Igor Toronyi-Lalic

Under cover of absurdity

Igor Toronyi-Lalic on the power of animation to subvert and propagate ideas

issue 19 April 2008

Igor Toronyi-Lalic on the power of animation to subvert and propagate ideas

The day after the attack on Pearl Harbor in 1941, the American army, on one of its first assignments, requisitioned Disney Studios and remained there for eight months. It was the only studio to suffer that fate but Walt Disney, ever the patriot, was more than obliging.

By 1942, 93 per cent of his output (which was by now the largest of any Hollywood studio) was under government contract. He produced propaganda cartoons, such as the 1943 anti-Nazi film Education for Death, a series of animated instructional films — including, quite improbably, A Few Quick Facts about Venereal Disease — and enlisted Donald Duck full-time. In the words of one historian, Disney became a ‘bona fide war plant’.

At the same time in Britain, the Ministry of Information’s Film Division was advancing the animated cartoon as an ideal form for political propaganda. With cartoons, it declared, you had the advantage of being able to insert ideas ‘under cover of absurdity …They can present…a system of ethics in which independence and individuality are always successful, bullies are made fools of, the weak can cheek the strong with impunity.’

Cartoons could and would subvert reality. They could stretch it or simplify it, mock it or idealise it.
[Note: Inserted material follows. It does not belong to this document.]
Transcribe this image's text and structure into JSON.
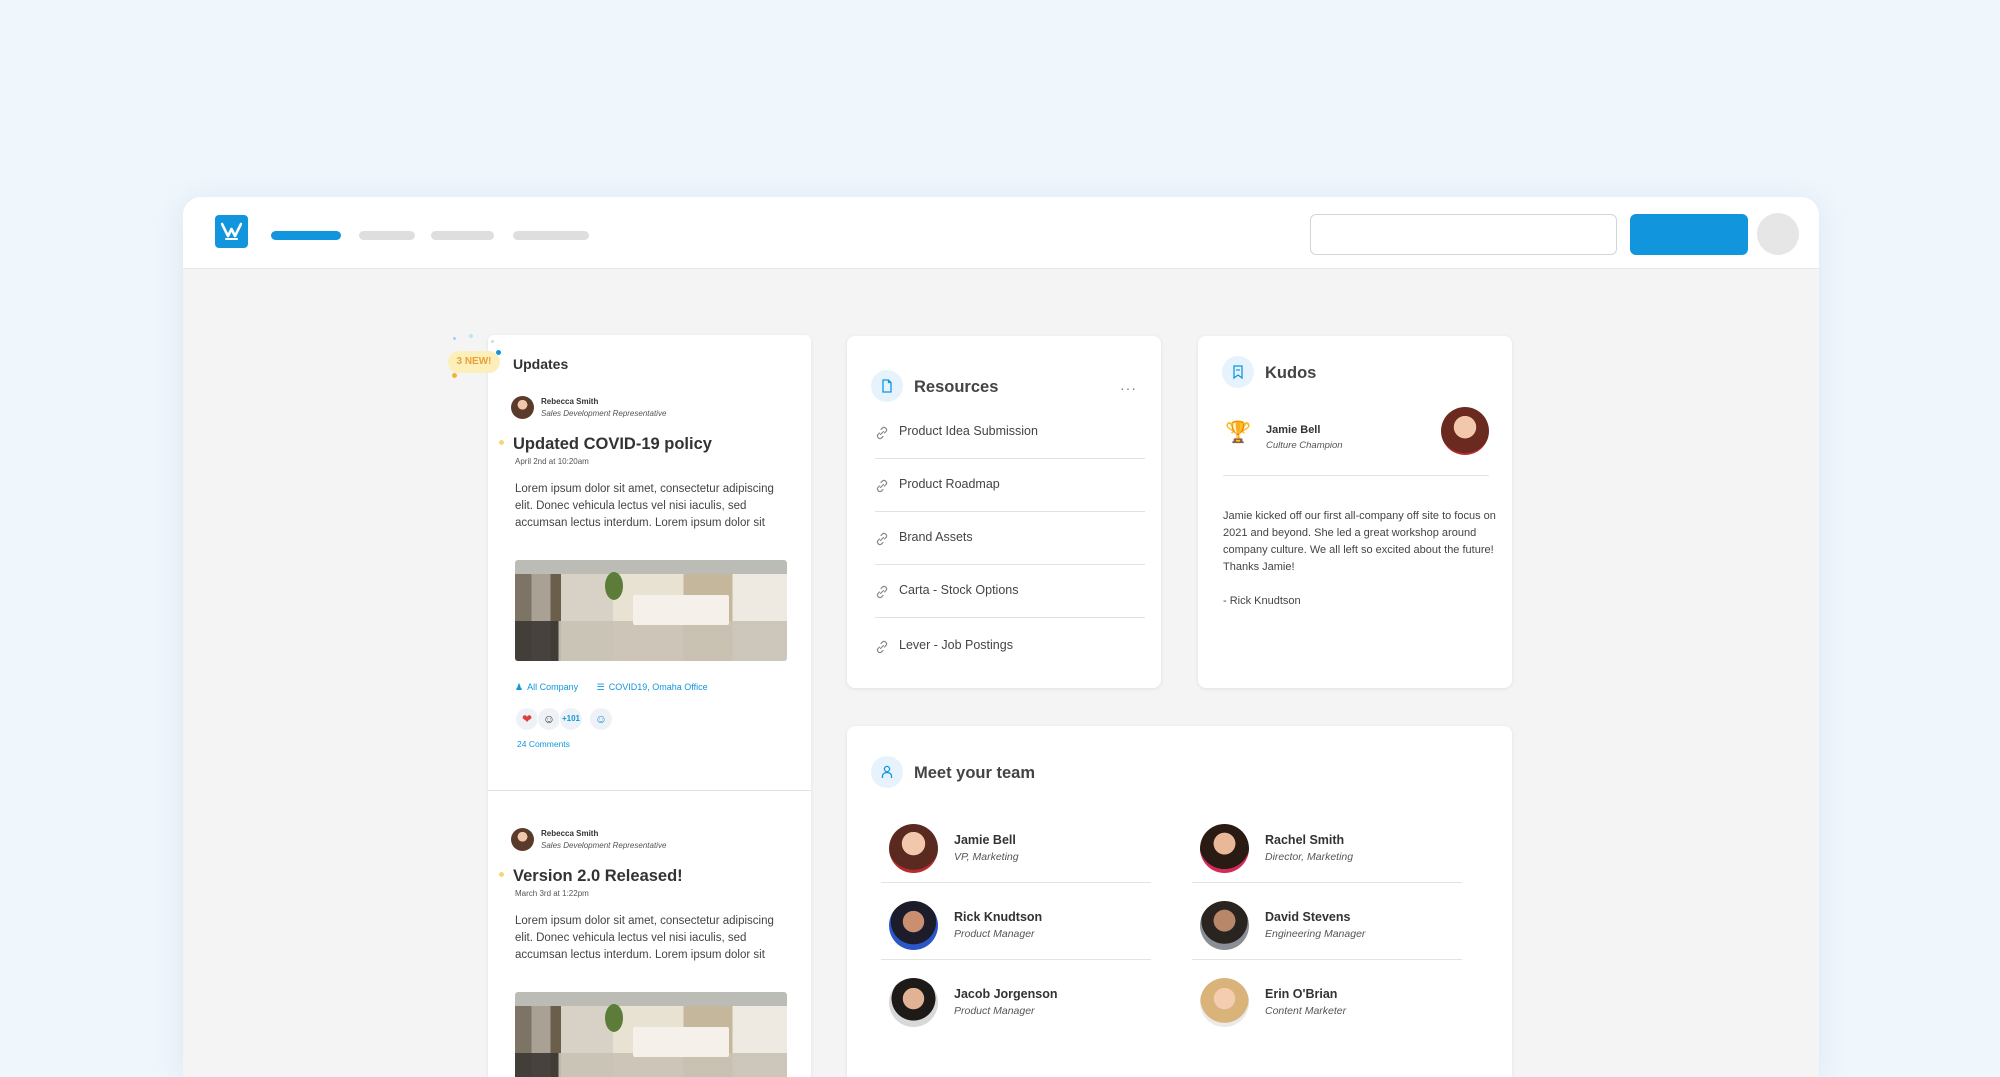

Utopias could be formed and tyrannies toppled in seconds. It’s not so strange, then, that time and again both the political élites and their popular critics took up animation to propagate their ideas.

In the wider scheme of things, Marjane Satrapi’s darkly satirical take on recent Iranian history, Persepolis (released next Friday), a trip through war, revolution and persecution, is more the norm than a curious aberration. Politics and film cartooning have been partners in crime from the beginning.